The book’s 16 chapters focus on the direct and indirect impacts of all energy-generation types (wind, wave, tidal, oil, and gas) on marine environments, and how to do effective spatial planning of the ocean for energy generation, or extraction.

Beyond discussing biology, it also examines a hotbed of divergent values, views and aspirations at the core of marine planning issues.

“Without a solid grounding in marine spatial planning, few economic plans for using the ocean for energy generation or extraction go very well. If developers just go through the normal channels of obtaining permits, they soon find out the hard way that many other ocean users might not agree with them,” says Professor Bradshaw.

By covering the governance, legislation, monitoring, permitting, construction, operation and planning aspects of an ocean activity that involves energy extraction or generation, the book highlights the need for all involved parties to accept that compromises are inevitable.

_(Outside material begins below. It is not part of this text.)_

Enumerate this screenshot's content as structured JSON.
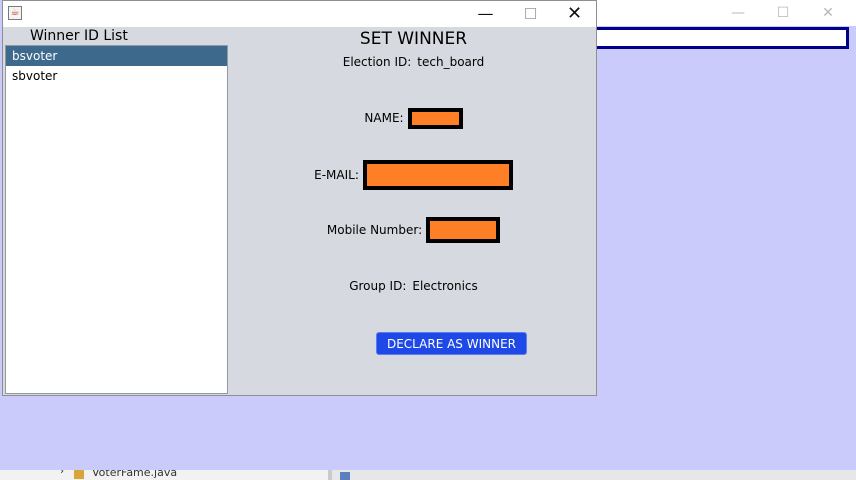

It also shines a light on the lack of current knowledge about the long-term effects that different development pathways will have on marine biological communities. However, the holistic philosophy of marine spatial planning makes these uncertainties far less of an impediment.

“By implementing the approaches outlined in this book, any developer will find that doing things right will not only smooth the way towards a social licence to operate, but also ensure that the activities are as sustainable as possible and maximise the co-location opportunities of multiple ocean users.”